Four Seasons, one of two Dutch National Ballet contributions to Holland Festival this year, consisted of the European premiere of Christopher Wheeldon’s The two of us, to four songs by Joni Mitchell, and the world premiere of The Four Seasons – David Dawsons’ danced counterpart to a reimagining of Vivaldi’s score by Max Richter. Timidly, holding the total occupancy under 250 to avoid the requirement of a negative test-result, the company invited us back into their home. Also offered via online streaming, I saw it live on June 15.
Danced by Ana Tsygankova and Constantine Allen, The two of us starts soaked in a forever-young, hopeful sense of longing. In two refined solos on early Mitchell songs from the 1970s, both dancers fuse the most delicate aspects of their classically trained, physical abilities with more personal and fantasy-like gestures: a foot slowly folded into the back of a knee, a finger pointing upward, then a seamless transition to arabesque. That sort of thing.

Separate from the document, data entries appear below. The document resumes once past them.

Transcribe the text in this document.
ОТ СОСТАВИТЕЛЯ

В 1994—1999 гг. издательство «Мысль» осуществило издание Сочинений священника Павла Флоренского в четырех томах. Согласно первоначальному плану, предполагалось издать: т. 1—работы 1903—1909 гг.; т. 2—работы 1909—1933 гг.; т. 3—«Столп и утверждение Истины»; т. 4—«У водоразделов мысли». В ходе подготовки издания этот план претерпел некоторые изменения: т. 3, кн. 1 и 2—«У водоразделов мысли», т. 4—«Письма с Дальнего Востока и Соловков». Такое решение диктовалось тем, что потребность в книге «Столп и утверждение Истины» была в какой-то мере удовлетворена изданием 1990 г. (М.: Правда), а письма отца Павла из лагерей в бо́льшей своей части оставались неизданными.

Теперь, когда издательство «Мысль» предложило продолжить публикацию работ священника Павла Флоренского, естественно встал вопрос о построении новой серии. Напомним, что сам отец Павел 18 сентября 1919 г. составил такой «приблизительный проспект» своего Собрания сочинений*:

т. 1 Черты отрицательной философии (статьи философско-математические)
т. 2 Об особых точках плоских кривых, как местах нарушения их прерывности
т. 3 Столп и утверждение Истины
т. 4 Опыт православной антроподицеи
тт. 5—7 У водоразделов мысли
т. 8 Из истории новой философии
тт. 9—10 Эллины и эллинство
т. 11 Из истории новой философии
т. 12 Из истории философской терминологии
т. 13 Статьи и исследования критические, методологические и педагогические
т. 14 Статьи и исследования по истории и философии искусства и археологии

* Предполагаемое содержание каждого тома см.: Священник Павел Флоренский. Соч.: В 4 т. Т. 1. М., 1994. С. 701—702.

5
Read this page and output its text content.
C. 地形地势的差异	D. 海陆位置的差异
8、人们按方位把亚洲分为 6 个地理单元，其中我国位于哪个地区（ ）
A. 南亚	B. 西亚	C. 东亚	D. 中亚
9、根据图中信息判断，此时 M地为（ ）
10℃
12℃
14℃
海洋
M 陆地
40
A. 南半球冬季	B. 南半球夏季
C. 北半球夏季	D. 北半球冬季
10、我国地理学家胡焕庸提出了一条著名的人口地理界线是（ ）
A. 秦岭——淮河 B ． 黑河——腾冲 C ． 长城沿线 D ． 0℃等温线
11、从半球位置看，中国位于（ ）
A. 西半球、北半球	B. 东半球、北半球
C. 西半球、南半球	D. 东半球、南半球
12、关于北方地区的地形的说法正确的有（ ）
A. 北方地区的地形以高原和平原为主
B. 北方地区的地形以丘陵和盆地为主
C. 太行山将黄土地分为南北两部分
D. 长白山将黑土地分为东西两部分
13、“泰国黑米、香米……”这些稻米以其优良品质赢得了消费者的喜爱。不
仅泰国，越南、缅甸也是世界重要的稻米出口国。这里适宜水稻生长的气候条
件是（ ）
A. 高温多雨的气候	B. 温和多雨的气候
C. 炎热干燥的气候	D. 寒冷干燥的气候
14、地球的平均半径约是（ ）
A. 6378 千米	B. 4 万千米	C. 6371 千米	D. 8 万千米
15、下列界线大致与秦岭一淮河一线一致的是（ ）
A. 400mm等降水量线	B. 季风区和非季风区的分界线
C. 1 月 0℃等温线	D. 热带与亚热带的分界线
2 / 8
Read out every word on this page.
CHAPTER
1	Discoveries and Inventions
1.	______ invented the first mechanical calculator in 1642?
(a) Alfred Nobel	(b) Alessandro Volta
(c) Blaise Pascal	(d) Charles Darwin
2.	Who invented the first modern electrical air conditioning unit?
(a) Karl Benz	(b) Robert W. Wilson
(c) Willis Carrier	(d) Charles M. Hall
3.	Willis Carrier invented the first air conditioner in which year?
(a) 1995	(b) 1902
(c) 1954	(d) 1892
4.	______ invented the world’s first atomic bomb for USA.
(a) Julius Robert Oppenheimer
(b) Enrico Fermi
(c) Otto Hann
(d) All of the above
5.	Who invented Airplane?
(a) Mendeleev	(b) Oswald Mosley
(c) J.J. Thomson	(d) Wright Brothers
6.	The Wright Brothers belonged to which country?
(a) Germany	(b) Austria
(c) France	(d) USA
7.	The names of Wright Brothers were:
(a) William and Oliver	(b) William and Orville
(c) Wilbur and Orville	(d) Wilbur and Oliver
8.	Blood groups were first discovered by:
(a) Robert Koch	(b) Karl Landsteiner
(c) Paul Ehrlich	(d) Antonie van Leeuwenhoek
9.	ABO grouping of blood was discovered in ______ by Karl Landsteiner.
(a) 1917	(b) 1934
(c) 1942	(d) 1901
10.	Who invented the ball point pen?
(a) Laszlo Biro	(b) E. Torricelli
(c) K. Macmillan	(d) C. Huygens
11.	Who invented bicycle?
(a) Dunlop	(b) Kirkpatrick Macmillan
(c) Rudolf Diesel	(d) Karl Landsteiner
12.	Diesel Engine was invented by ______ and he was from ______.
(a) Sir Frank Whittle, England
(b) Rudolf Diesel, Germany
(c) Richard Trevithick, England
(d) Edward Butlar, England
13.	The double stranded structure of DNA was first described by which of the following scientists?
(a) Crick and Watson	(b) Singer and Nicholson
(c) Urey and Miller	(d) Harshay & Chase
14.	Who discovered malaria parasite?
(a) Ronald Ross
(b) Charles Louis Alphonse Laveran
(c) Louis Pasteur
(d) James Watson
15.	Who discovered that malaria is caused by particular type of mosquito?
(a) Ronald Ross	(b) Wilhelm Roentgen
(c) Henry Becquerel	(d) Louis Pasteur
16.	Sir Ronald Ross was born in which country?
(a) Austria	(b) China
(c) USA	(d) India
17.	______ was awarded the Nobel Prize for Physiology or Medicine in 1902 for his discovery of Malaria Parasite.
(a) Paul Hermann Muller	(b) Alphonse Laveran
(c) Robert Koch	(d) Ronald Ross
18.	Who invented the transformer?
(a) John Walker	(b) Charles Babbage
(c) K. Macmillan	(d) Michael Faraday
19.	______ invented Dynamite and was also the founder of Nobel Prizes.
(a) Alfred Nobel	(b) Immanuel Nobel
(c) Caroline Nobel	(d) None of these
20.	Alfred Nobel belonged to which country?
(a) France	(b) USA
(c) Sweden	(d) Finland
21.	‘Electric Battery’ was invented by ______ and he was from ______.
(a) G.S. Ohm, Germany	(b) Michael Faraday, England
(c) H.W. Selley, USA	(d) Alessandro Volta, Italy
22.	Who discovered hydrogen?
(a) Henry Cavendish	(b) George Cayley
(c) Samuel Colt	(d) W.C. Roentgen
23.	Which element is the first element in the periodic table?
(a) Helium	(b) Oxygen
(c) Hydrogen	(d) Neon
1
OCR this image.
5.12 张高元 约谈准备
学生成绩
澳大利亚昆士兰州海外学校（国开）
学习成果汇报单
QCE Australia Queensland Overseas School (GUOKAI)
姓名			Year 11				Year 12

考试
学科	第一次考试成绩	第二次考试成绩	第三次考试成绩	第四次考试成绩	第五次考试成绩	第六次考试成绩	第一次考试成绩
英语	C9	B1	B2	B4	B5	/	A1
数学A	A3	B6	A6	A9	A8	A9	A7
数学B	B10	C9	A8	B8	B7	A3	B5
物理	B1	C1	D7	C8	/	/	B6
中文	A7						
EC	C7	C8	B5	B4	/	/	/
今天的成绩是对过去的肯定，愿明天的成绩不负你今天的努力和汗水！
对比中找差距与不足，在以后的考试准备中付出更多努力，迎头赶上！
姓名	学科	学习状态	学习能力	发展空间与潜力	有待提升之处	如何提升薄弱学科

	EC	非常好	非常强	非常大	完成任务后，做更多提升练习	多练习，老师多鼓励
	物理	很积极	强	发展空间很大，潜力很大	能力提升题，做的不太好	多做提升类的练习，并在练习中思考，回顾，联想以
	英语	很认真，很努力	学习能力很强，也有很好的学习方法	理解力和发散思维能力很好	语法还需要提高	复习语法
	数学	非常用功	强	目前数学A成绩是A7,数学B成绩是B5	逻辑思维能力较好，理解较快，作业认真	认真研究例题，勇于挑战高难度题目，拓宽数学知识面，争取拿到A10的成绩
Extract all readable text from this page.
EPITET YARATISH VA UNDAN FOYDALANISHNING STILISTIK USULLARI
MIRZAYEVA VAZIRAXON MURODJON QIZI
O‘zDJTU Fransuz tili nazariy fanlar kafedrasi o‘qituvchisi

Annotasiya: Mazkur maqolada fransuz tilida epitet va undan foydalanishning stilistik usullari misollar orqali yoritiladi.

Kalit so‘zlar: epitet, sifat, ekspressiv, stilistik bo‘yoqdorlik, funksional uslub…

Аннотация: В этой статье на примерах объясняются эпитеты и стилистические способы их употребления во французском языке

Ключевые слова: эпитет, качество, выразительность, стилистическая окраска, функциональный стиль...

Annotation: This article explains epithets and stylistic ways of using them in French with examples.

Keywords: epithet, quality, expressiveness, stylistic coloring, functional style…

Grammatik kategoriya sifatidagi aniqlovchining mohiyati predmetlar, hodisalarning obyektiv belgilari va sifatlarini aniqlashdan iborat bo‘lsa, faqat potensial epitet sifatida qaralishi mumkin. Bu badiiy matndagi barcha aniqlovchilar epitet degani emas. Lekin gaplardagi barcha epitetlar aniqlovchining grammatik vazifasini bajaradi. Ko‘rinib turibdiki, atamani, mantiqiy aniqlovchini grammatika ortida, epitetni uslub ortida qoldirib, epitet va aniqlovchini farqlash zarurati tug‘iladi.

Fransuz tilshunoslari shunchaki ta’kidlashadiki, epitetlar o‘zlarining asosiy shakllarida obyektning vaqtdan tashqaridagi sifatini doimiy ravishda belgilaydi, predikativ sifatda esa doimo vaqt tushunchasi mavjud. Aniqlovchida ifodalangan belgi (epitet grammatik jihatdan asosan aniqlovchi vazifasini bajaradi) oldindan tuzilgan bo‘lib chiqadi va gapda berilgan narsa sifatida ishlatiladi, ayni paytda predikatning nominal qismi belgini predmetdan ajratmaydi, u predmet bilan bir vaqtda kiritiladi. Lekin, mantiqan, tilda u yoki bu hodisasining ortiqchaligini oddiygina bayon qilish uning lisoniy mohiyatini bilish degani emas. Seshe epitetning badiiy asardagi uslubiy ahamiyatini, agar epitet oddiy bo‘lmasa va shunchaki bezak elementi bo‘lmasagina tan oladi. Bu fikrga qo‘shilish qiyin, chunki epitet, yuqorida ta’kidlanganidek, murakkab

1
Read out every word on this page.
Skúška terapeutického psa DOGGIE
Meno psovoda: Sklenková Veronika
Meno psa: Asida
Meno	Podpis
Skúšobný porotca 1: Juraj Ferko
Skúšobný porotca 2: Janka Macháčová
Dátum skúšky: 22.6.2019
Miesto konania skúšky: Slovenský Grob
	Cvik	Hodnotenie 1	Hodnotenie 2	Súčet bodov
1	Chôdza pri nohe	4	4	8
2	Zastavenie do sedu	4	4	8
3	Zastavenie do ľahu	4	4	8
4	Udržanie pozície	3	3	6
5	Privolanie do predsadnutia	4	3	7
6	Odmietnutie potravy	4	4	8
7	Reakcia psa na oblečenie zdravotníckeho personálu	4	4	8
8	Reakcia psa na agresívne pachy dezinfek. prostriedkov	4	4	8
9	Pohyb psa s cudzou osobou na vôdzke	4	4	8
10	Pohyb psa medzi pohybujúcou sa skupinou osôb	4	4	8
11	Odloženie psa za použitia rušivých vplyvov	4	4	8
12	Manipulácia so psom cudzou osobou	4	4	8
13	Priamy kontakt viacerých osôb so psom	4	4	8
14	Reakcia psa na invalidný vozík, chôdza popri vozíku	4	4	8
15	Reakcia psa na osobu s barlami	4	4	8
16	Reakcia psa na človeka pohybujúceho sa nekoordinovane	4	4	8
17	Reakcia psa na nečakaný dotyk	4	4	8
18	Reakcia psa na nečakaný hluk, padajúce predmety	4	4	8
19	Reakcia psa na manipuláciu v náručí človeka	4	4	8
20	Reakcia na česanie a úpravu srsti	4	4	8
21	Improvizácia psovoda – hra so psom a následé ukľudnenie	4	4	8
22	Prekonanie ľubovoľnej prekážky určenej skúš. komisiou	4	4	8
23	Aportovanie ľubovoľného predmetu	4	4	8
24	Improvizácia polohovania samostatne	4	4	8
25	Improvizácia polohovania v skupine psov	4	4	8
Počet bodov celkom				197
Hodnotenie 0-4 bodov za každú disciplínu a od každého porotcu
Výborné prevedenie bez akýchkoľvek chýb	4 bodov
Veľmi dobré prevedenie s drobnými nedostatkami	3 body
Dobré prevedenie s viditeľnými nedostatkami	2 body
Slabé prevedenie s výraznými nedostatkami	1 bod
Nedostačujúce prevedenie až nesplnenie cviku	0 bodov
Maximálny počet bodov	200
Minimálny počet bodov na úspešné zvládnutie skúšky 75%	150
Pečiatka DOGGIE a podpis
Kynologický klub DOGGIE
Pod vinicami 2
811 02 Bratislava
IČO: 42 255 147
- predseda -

Beautiful as the two opening solos were, however, the piece went downhill after that. After a second solo by Tsygankova that failed to add anything substantial to the mix, the piece closed on the emotionally shattering remake of Both Sides Now – sung in the year 2000 by an older, sadder Mitchell in a smoky voice. The closing duet made to go with it didn’t carve deep enough to level with the existential shift the song proposed.
Dawson’s The Four Seasons evolved in the opposite direction. Almost ready when the first lockdown hit in March 2020, this at-long-last premiere was off to a rocky start. As the orchestra sounded hesitant and far from all-engulfing, the sixteen dancers initially seemed to struggle to find enough collective ‘oumph’ to face Dawson’s choreographic challenges. But boy – and girl and everything in between – did they come back with a punch. As the first violinist found her direction, the dancers on stage found their way to a mental switch. Running followed, a lot of actual, full-on running, swift handlings between couples, crazy lifts and – as is usual in Dawson’s pieces – a good deal of movement starting and ending in over-stretch. The dancers’ gasping for air could be heard from the wings, but on stage they showered us with the results of their commitment.
In contrast to Wheeldon’s expressive delicacy, Dawsons’ style is rough around the edges, loud, in your face. Not every ballet dancer can make that interesting – certainly not at the rhythm he wants it. But some do. Corps de ballet dancer Laura Rosillo, for example, stole every light that fell upon her imbuing every turn of the head with temperament and nailing every accent with a genuine smile. Another highlight: Edo Wijnen’s solo, somewhere in the midst of the Spring-section, gorgeously feeling his oats centre stage, announcing summer.
Besides being balletic fireworks for the 21st century, Dawsons’ The Four Seasons also offers poetic depth. The slowly changing, simple and humongous set designed by Eno Henze offers a counterpart to the busy onstage action – a manmade, geometric reference to nature’s continuum. The choreography itself, on the other hand, is also ripe with mildly funny, not too literal references to the cycles of life. Dancers following each other at a pace, to remind us of falling leaves in autumn; a particular partnering lift growing from a single gesture in the beginning into the main motive towards the end. That sort of thing. That sort of clever, beautiful thing.